# Ents or Huorns?



## Celebthôl (Nov 24, 2002)

*Ents or Hurons?*

In The Two Towers at the battle of Helms Deep they get rescude (sp) by the Hurons right but what are the Hurons? They are not Ents because the Ents are at Isenguard, are they just normal trees that are brought to life by the Huron Shepards? please help because this is really annoying me!

Thôl


----------



## Hobbit-GalRosie (Nov 24, 2002)

They were described as Ents that had gone "tree-ish," (like they spent too much time roooted to one spot and kinda lost some of their mind or something, Old Man Willow was an example of a Huorn gone bad.) I don't have a book handy and I haven't had any luck searching the web for the quotes, so if someone could post exactly what the book said it'd be much appreciated..._pleeeeeeeeasse!!!!!!!!!_

Btw, they were called Huorns, not Hurons, or so I thought.


----------



## Mithlond (Nov 24, 2002)

Yes, Huorns indeed.
I guess you could call the Huorns the sheep and the Ents the shepards.
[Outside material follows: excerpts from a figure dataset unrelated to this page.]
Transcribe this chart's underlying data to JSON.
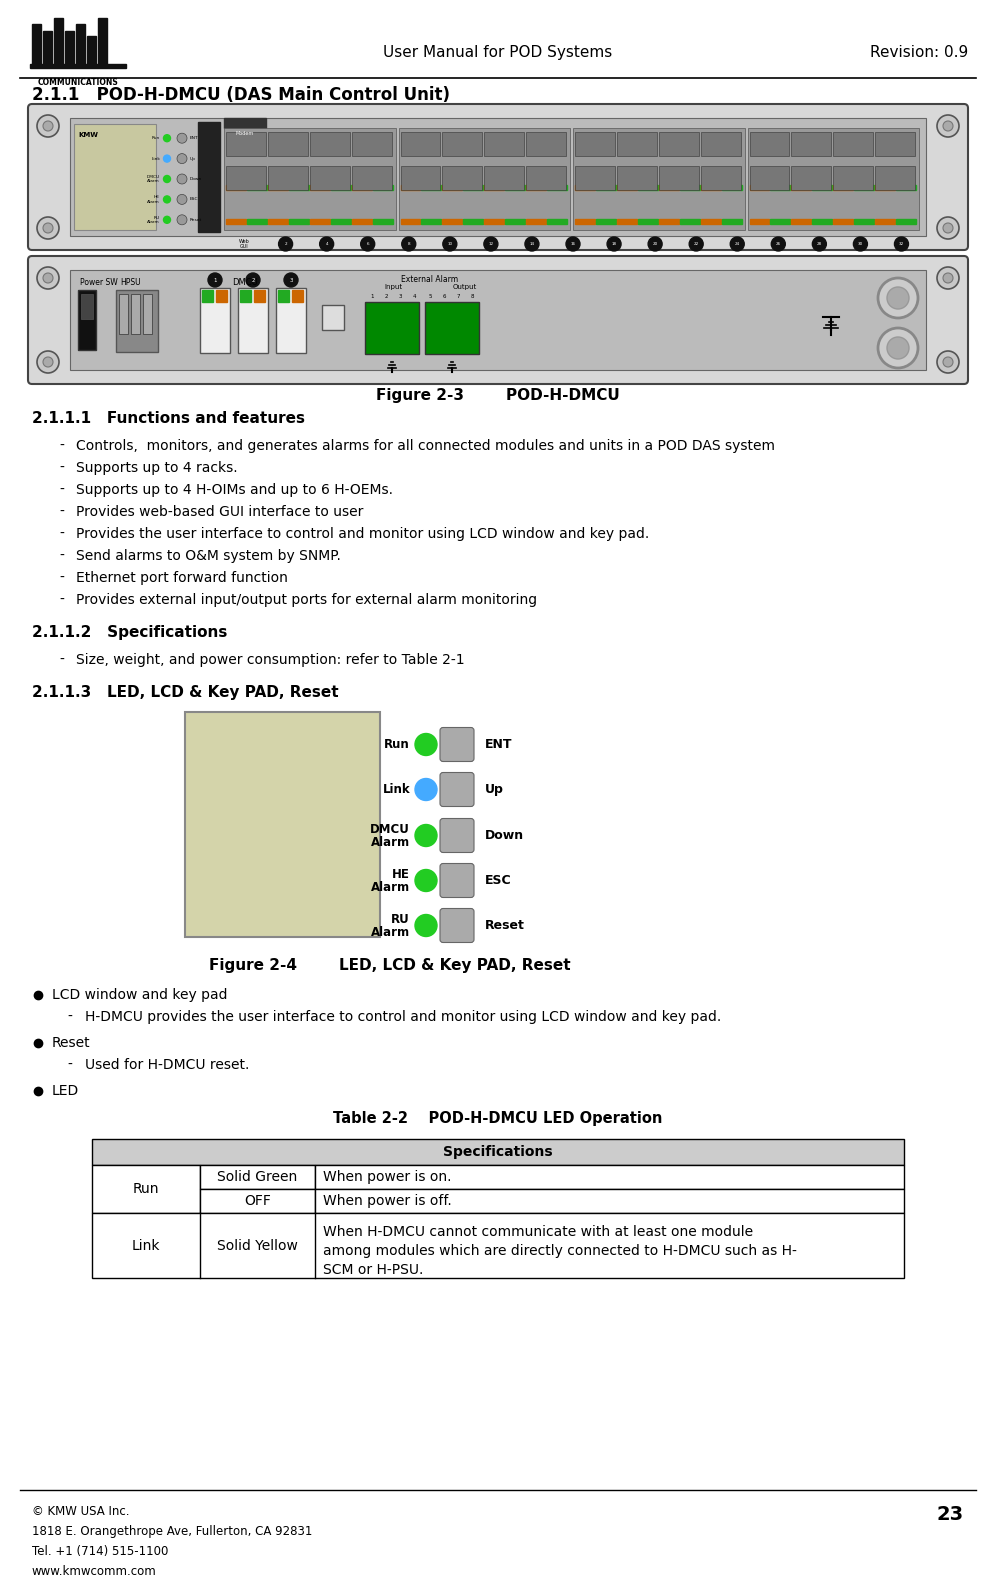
{
  "title_center": "User Manual for POD Systems",
  "title_right": "Revision: 0.9",
  "page_number": "23",
  "section_title": "2.1.1   POD-H-DMCU (DAS Main Control Unit)",
  "fig2_3_label": "Figure 2-3        POD-H-DMCU",
  "fig2_4_label": "Figure 2-4        LED, LCD & Key PAD, Reset",
  "section_2111": "2.1.1.1   Functions and features",
  "section_2112": "2.1.1.2   Specifications",
  "section_2113": "2.1.1.3   LED, LCD & Key PAD, Reset",
  "functions": [
    "Controls,  monitors, and generates alarms for all connected modules and units in a POD DAS system",
    "Supports up to 4 racks.",
    "Supports up to 4 H-OIMs and up to 6 H-OEMs.",
    "Provides web-based GUI interface to user",
    "Provides the user interface to control and monitor using LCD window and key pad.",
    "Send alarms to O&M system by SNMP.",
    "Ethernet port forward function",
    "Provides external input/output ports for external alarm monitoring"
  ],
  "spec_text": "Size, weight, and power consumption: refer to Table 2-1",
  "bullet_points": [
    "LCD window and key pad",
    "Reset",
    "LED"
  ],
  "sub_bullets": {
    "LCD window and key pad": "H-DMCU provides the user interface to control and monitor using LCD window and key pad.",
    "Reset": "Used for H-DMCU reset."
  },
  "table_title": "Table 2-2    POD-H-DMCU LED Operation",
  "table_header": "Specifications",
  "led_panel": {
    "labels_left": [
      "Run",
      "Link",
      "DMCU\nAlarm",
      "HE\nAlarm",
      "RU\nAlarm"
    ],
    "led_colors": [
      "#22cc22",
      "#44aaff",
      "#22cc22",
      "#22cc22",
      "#22cc22"
    ],
    "labels_right": [
      "ENT",
      "Up",
      "Down",
      "ESC",
      "Reset"
    ]
  },
  "footer_left": "© KMW USA Inc.\n1818 E. Orangethrope Ave, Fullerton, CA 92831\nTel. +1 (714) 515-1100\nwww.kmwcomm.com",
  "bg_color": "#ffffff"
}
The Ents command the Huorns, they are the master's of the tree's.


----------



## Celebthôl (Nov 24, 2002)

so my next question is how many? like was it the whole forest of fangorn or what?


----------



## Anamatar IV (Nov 24, 2002)

> but deep in the darkest dales there are hundreds and hundreds of them, I believe



This is Gandalf speaking of the Huorns. The Fangorn was alot of ents and some huorns. I think...

Heres exactly what the book said about them:



> "Huorns" the ents call them in the short language. They are ents who have grown almost "tree-ish"



Gandalf again.


----------